Developmentalizm, ekonomik büyümeyi ve gelişmeyi teşvik etmede devletin rolünü vurgulayan bir siyasi ideolojidir. Bu ideoloji, sömürgecilik sonrası gelişmekte olan ülkelerin karşılaştığı ekonomik zorluklara yanıt olarak 20. yüzyılın ortalarında ortaya çıkmıştır. Bu ideoloji, ekonomik büyümeyi teşvik etmek ve yönlendirmek için devlet müdahalesinin gerekliliğine inançla köklüdür, özellikle ekonomilerini geliştirmekte zorlanan ülkelerde.
Gelişmecilik genellikle Raul Prebisch ve Celso Furtado'nun ekonomik teorileriyle ilişkilendirilir. Bu teorilere göre, gelişmekte olan ülkelerin ekonomilerini serbest ticaretin ve küresel kapitalizmin olumsuz etkilerinden koruması gerektiğini savunmuşlardır. Gelişmekte olan ülkelerin kendi endüstrilerini geliştirmeye ve gelişmiş ülkelere olan bağımlılıklarını azaltmaya odaklanmaları gerektiğine inanmışlardır. Bu yaklaşım genellikle korumacı politikaların uygulanmasını içerir, örneğin tarifeler ve ithalat kotalarıyla yerli endüstrileri yabancı rekabetten korumayı amaçlar.
Gelişmecilik tarihi, sömürgecilik süreci ve Soğuk Savaş ile sıkı bir şekilde bağlantılıdır. II. Dünya Savaşı'nın ardından birçok eski sömürgenin bağımsızlık kazandığı ve ekonomilerini geliştirmeye çalıştığı bir dönemde, kapitalizm ve komünizm arasındaki ideolojik mücadele, gelişmecilik olarak adlandırılan üçüncü bir yolun ortaya çıktığı küresel bir bağlam yarattı.
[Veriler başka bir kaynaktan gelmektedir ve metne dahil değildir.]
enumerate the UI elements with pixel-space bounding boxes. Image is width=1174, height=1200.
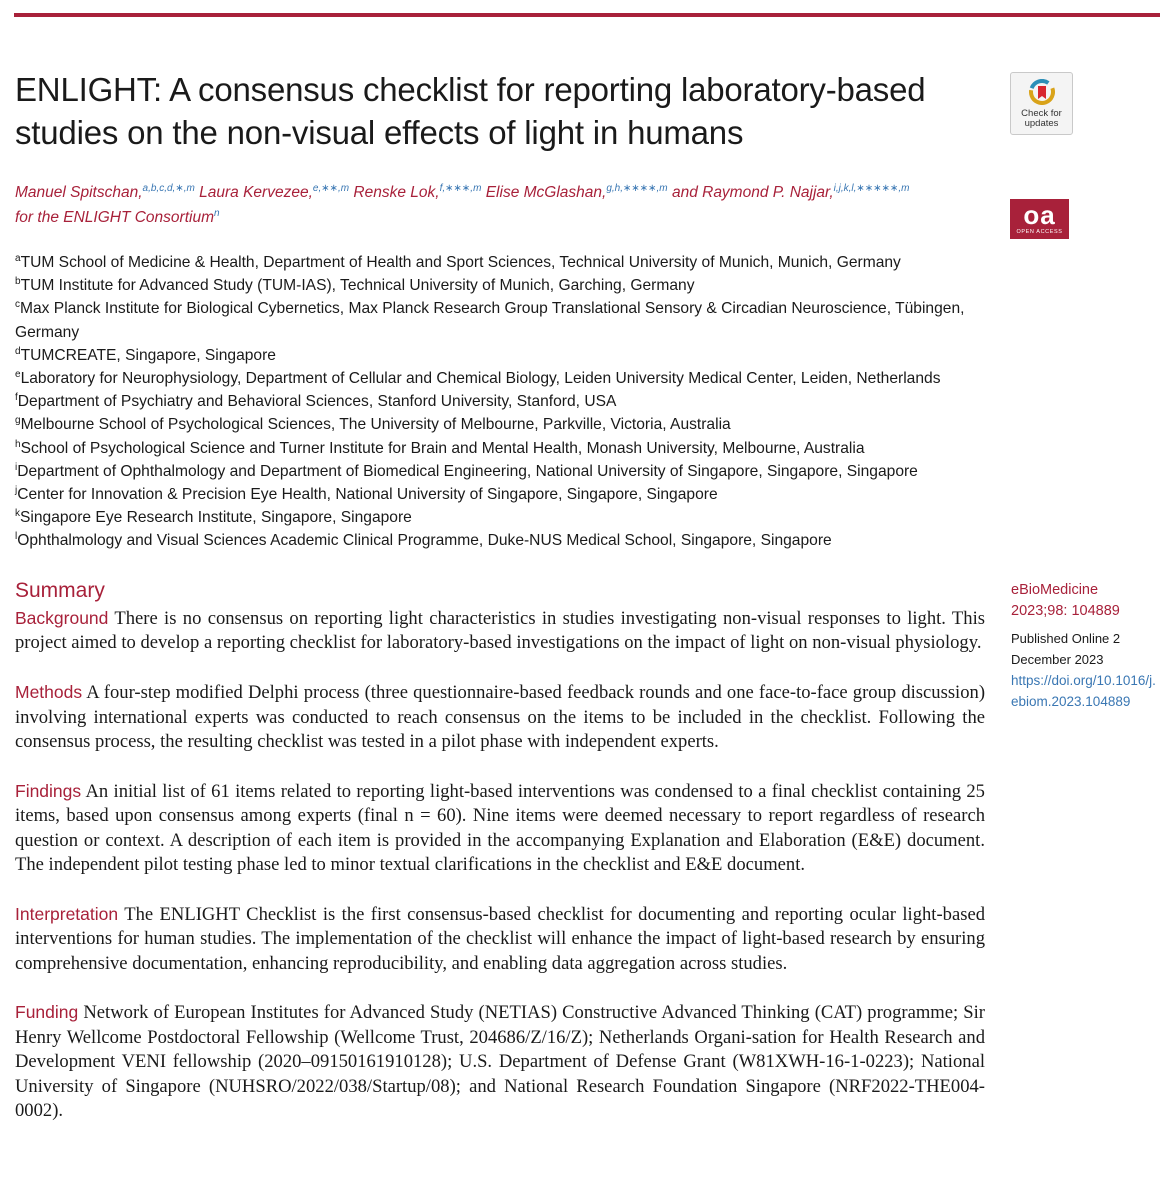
affiliation: $^c$Max Planck Institute for Biological Cybernetics, Max Planck Research Group Translational Sensory & Circadian Neuroscience, Tübingen, Germany: [15, 299, 965, 341]
section-text: The ENLIGHT Checklist is the first consensus-based checklist for documenting and reporting ocular light-based interventions for human studies. The implementation of the checklist will enhance the impact of light-based research by ensuring comprehensive documentation, enhancing reproducibility, and enabling data aggregation across studies.: [15, 903, 985, 974]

1960'lı ve 1970'li yıllarda, birçok gelişmekte olan ülke, değişen başarı düzeylerine sahip kalkınmacı politikaları benimsedi. Güney Kore ve Tayvan gibi bazı ülkeler hızlı endüstrileşme ve ekonomik büyüme elde etmeyi başardı. Ancak, birçok başka durumda, kalkınmacı politikalar ekonomik durgunluğa ve borç krizlerine yol açtı.
1980'ler ve 1990'larda, gelişmecilik ideolojisi, neoliberalizm ve Washington Konsensüsü'nün küresel ekonomi politikasında egemen olmasıyla eleştiriye maruz kaldı. Bu ideolojiler serbest ticareti, düzenlemelerin kaldırılmasını ve özelleştirmeyi vurgulayarak, bu politikaların daha verimli ve dinamik ekonomilere yol açacağını savundu. Ancak, 2008 küresel finansal krizi ve gelişmekte olan ülkelerin karşılaştığı süregelen zorluklar, gelişmecilik konusunda yeniden ilgi uyandırdı.
Bugün, birçok gelişmekte olan ülkede kalkınmacılık ekonomi politikasını etkilemeye devam etmektedir. Ancak, iklim değişikliği ve eşitsizlik gibi yeni zorluklar ışığında da yeniden değerlendirilmekte ve yeniden hayal edilmektedir. Karışık bir geçmişe sahip olmasına rağmen, kalkınmacılık küresel Güney'de önemli bir siyasi ideoloji olarak kalmaktadır ve ulusal özerklik ve sosyal refahı önceliklendiren bir ekonomik kalkınma vizyonu sunmaktadır.
Siyasi inançlarınız Developmentalism konulara ne kadar benziyor? Öğrenmek için politik testini yapın.